The `resolveCliAutoFallbackConfig` function in [`src/model-auto.ts`](https://github.com/steipete/summarize/blob/main/src/model-auto.ts) (lines 300-335) activates CLI fallback only when three conditions align: `autoFallback.enabled` is true in the configuration, the current execution context permits auto-selection or explicit CLI fallback allowance, and either `onlyWhenNoApiKeys` is disabled or no native API keys are detected in the environment via `hasAnyApiKeysConfigured` (lines 45-58). This ensures CLI providers serve as cost-effective alternatives only when appropriate.

### What determines the order of providers in the fallback chain?

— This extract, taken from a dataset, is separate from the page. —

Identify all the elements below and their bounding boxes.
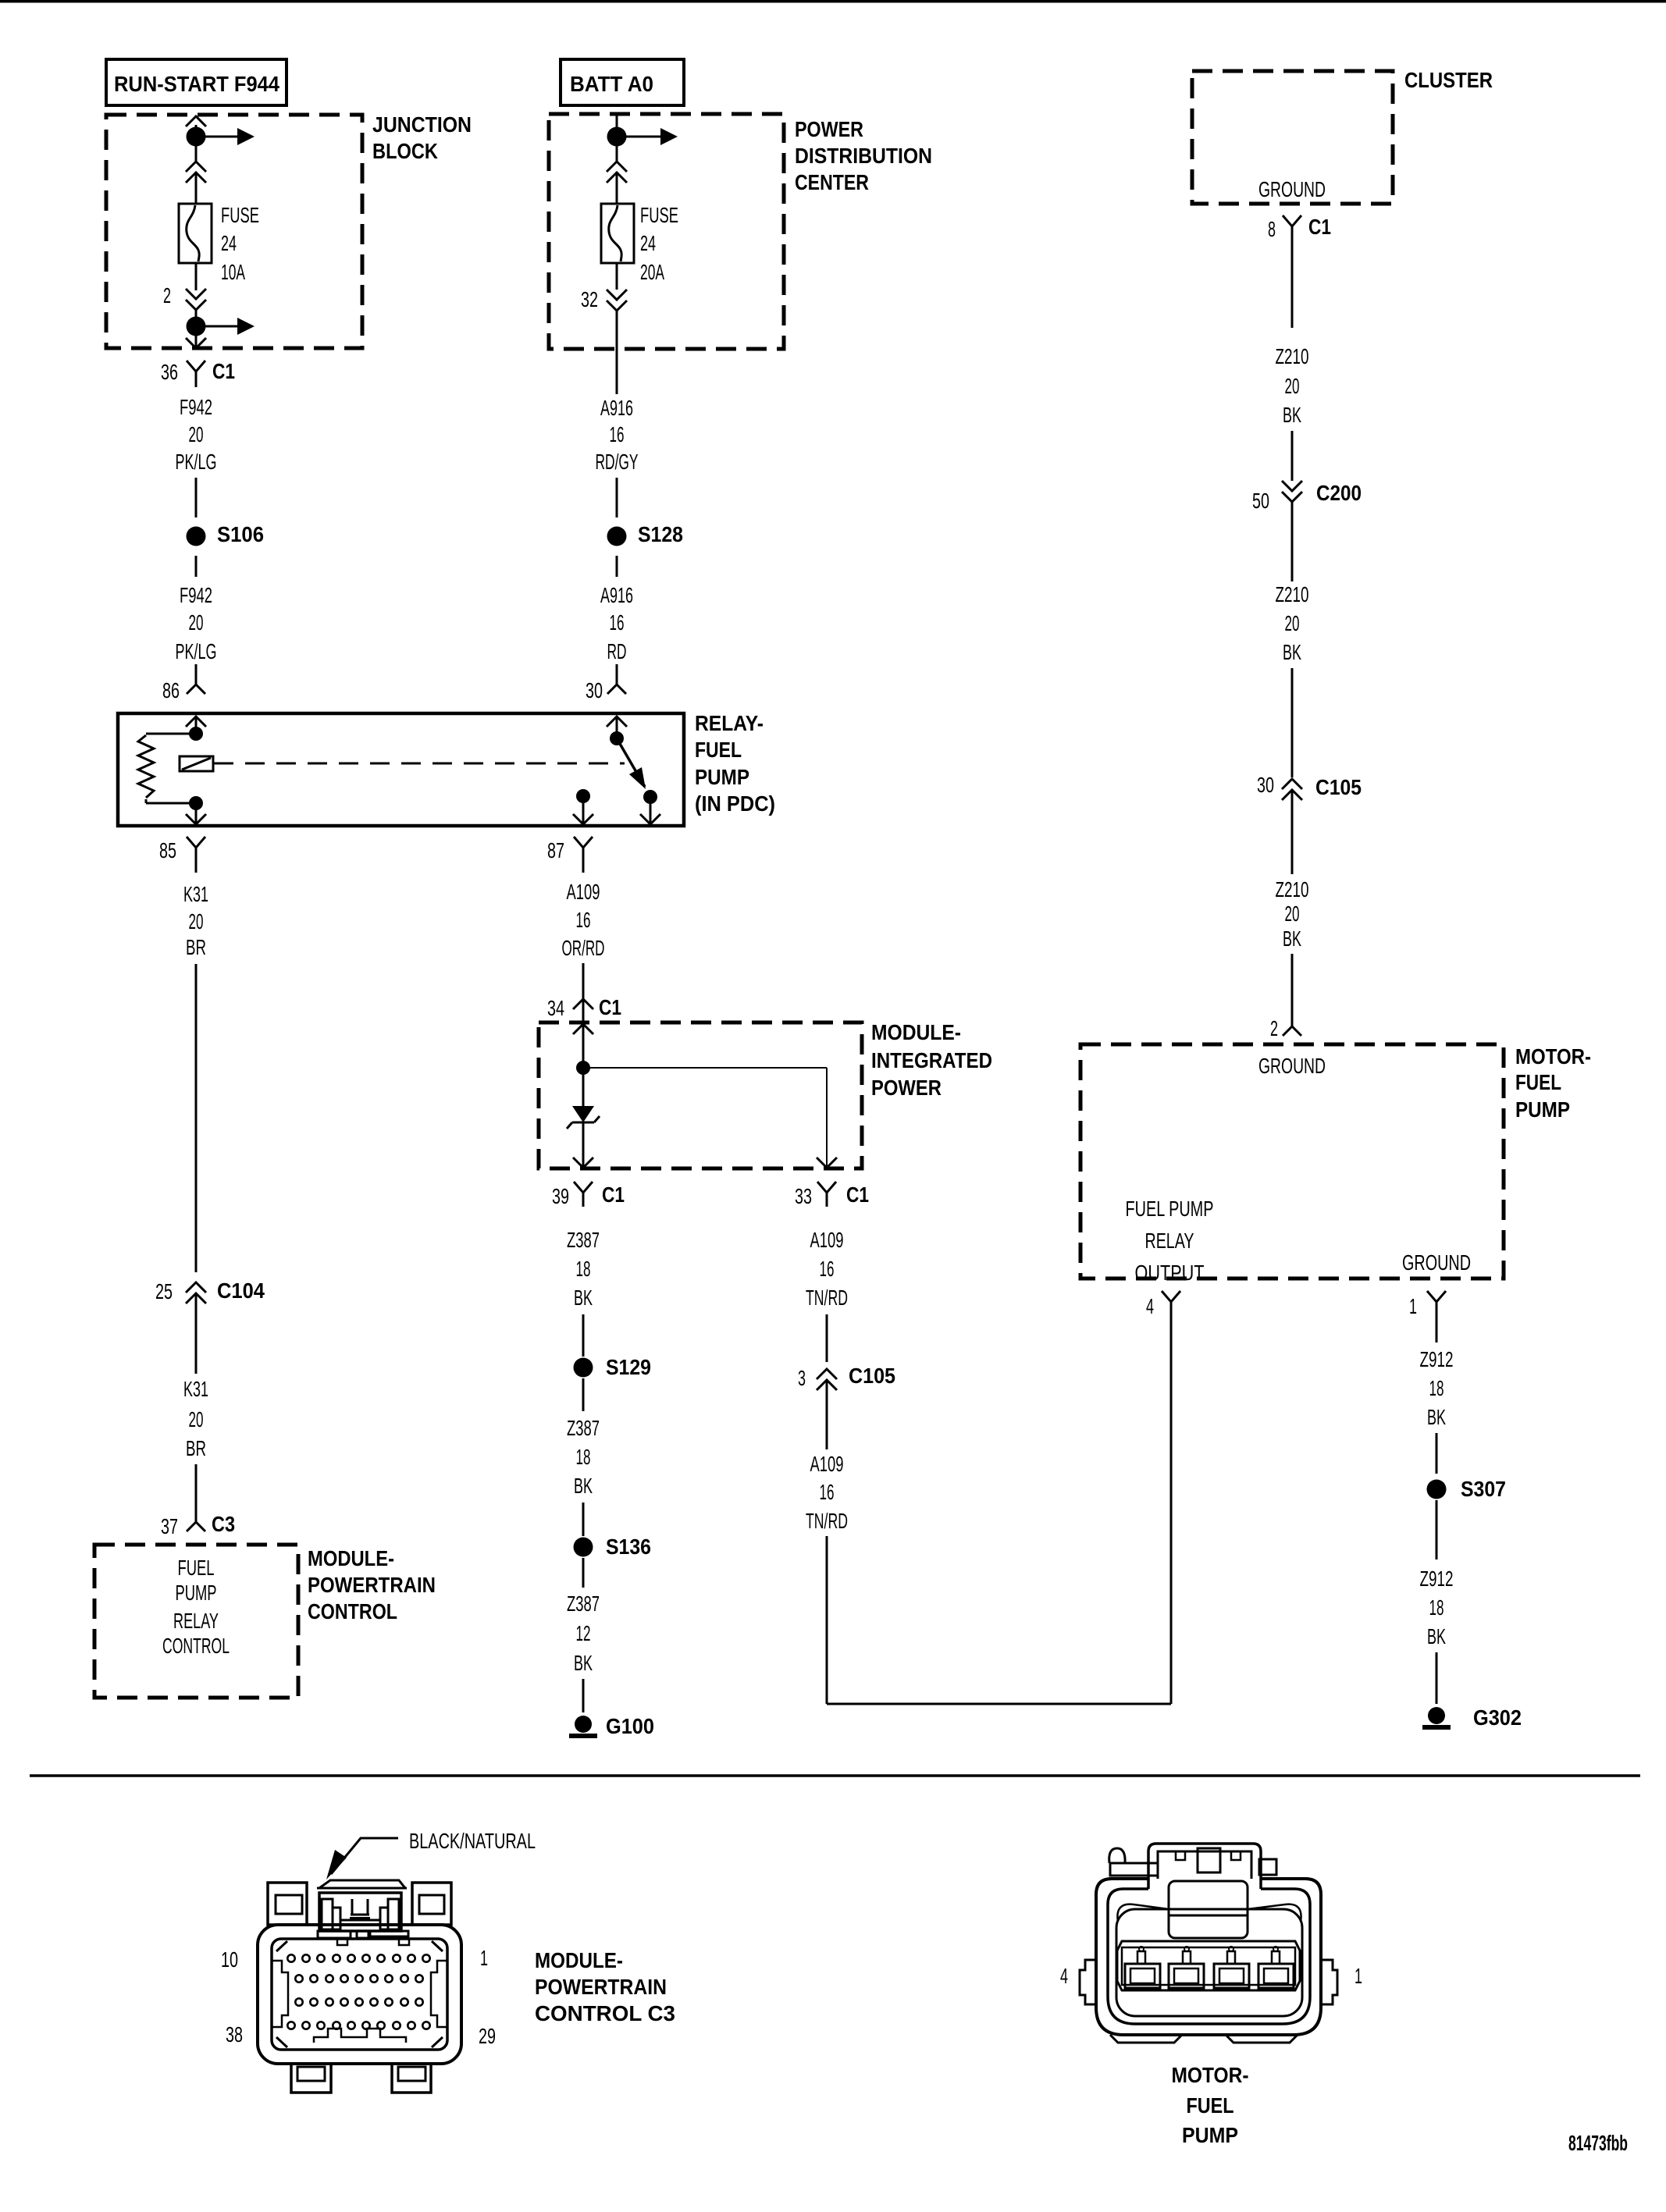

The system establishes provider precedence through multiple mechanisms. First, `resolveRuleCandidates` applies user-defined or built-in `AutoRule` configurations that specify explicit candidate arrays or token-based bands. Next, `prependCliCandidates` injects CLI providers according to the `autoFallback.order` array (defaulting to `["claude","gemini","codex","agent"]`), optionally promoting the `lastSuccessfulCliProvider` to the front based on state from [`src/run/cli-fallback-state.ts`](https://github.com/steipete/summarize/blob/main/src/run/cli-fallback-state.ts). Finally, `buildAutoModelAttempts` assembles the definitive sequence: CLI attempts first, native API attempts second, and OpenRouter fallbacks last.

### How does the system handle video understanding requirements?

When `requiresVideoUnderstanding` is set to true (typically triggered by `media.videoMode: "understand"` in the configuration), the `buildAutoModelAttempts` function (lines 587-594 in [`src/model-auto.ts`](https://github.com/steipete/summarize/blob/main/src/model-auto.ts)) filters the candidate list to exclude native providers that lack video comprehension capabilities. This validation occurs before transport-specific attempts are created, ensuring that only multimodal-capable models remain in the fallback chain for video processing tasks.

### Can I customize which models are selected for specific token ranges?

Yes, through the `model.rules` configuration array in [`src/config.ts`](https://github.com/steipete/summarize/blob/main/src/config.ts) (lines 23-48). Each `AutoRule` object can specify `when` conditions to match specific input kinds (text, website, video), and either a flat `candidates` array or a `bands` array containing token ranges with `min` and `max` properties. The `resolveRuleCandidates` function (lines 373-418 in [`src/model-auto.ts`](https://github.com/steipete/summarize/blob/main/src/model-auto.ts)) evaluates these rules sequentially, returning the first matching candidate set or falling back to the built-in `DEFAULT_RULES` (lines 47-98) if no user rules match.